Education: In April heavy rains and flood waters damaged schools in Tuz, Salah al Din; UNICEF delivered eight prefabricated classrooms specifically to facilitate a safe space for around 982 children (613 girls) to take end-year exams. In Basrah, UNICEF conducted flood risk assessments for more than 850 schools, of which eight were identified as severely affected and 36 as ‘under threat’, should additional rains come. Work is ongoing to meet needs in these locations. Since the start of the year, 411 teachers (129 females) have completed trainings on delivery of Education in Emergencies (EiE), psychosocial support (PSS) in the classroom, and the life skills curriculum that focuses on developing ’21st century’ skills for children and young people.
Child Protection: In 2019, UNICEF and partners have supported 74,183 children (34,686 girls) to access structured sustained PSS. Specialized services (including reunification, alternative or specialized care) reached 5,556 children (2,482 girls).
UNICEF-supported individual or group PSS sessions to support those at risk, or survivors, of Gender-Based Violence (GBV) have reached 13,585 girls and women. Awareness-raising activities and trainings promoting safer environment for women and girls this year reached 13,356 community members (4,498 women, 4,106 girls). In capacity development interventions 154 government and non- government service providers (54 females) were trained in delivery of specialized GBV services.

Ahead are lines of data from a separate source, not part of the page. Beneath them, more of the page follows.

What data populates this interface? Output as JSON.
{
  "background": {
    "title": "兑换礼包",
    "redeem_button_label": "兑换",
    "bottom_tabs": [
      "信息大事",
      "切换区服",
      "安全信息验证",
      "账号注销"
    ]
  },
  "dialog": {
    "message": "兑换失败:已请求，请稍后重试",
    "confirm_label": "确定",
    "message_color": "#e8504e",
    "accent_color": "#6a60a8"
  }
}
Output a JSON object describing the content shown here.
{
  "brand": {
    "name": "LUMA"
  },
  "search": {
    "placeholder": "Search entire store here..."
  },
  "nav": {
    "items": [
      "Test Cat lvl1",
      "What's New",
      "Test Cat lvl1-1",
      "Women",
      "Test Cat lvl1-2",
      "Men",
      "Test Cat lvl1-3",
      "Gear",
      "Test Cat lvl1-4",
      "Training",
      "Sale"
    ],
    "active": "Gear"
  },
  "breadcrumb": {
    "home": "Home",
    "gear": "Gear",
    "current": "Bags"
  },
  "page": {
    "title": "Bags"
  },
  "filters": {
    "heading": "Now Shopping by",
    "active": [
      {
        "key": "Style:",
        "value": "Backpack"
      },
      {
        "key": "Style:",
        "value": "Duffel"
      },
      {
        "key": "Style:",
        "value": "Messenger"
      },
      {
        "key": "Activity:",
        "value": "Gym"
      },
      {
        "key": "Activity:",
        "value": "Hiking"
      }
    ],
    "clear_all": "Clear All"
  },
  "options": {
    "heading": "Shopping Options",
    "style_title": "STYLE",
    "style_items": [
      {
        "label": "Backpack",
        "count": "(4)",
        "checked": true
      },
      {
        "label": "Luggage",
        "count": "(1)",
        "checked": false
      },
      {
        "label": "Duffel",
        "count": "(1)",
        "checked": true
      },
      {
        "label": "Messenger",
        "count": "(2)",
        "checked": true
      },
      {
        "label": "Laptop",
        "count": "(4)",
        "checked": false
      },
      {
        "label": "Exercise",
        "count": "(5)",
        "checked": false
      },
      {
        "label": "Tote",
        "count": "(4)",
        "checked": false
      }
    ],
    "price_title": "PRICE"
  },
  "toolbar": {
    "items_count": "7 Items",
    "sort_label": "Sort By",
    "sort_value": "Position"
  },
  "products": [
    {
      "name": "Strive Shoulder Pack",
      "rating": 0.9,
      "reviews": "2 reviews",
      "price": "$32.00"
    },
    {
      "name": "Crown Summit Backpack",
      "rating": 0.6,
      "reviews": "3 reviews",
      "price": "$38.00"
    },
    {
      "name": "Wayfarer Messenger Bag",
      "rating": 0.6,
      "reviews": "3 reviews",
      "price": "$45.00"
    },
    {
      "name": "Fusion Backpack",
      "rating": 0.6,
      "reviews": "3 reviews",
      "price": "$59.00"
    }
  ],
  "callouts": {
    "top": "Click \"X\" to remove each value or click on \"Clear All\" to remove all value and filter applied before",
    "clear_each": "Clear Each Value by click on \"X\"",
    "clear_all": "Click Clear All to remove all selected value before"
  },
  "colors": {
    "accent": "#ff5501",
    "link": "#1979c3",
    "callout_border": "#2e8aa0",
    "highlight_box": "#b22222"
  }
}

Overall 26 reports of grave violations of child rights were recorded between January and April 2019, affecting 34 children (29 boys and 5 sex unknown), of which 21 incidents affecting 30 children were verified. Verified incidents included killing of 18 children and maiming of 8 (all boys) due to varioustypes of explosives.
Health and Nutrition: As of April 2019, UNICEF and partners reported 11,834 children under one year (6,035 girls) vaccinated against measles through routine immunization, with 7,689 children in Anbar, Dahuk, Erbil, Kirkuk, Ninewa and Sulaymaniyah have received Vitamin A supplementation with their routine vaccination. Since the start of 2019, 191 cases of Severe Acute Malnourishment (SAM) have been treated in IDP camps in Anbar, Dahuk, Erbil, Kirkuk, Ninewa and Sulaymaniyah. In addition, 2,471 pregnant women and new mothers in IDP camps participated in sessions on Infant and Young Child Feeding (IYCF) practices and health promotion in 2019.
Rapid Response Mechanism (RRM): In case of return of Iraqis from Syria, the RRM Consortium will deliver critical assistance at the border-crossing. RRM supplies have been prepositioned in Dahuk, with more supplies available in Erbil warehouses.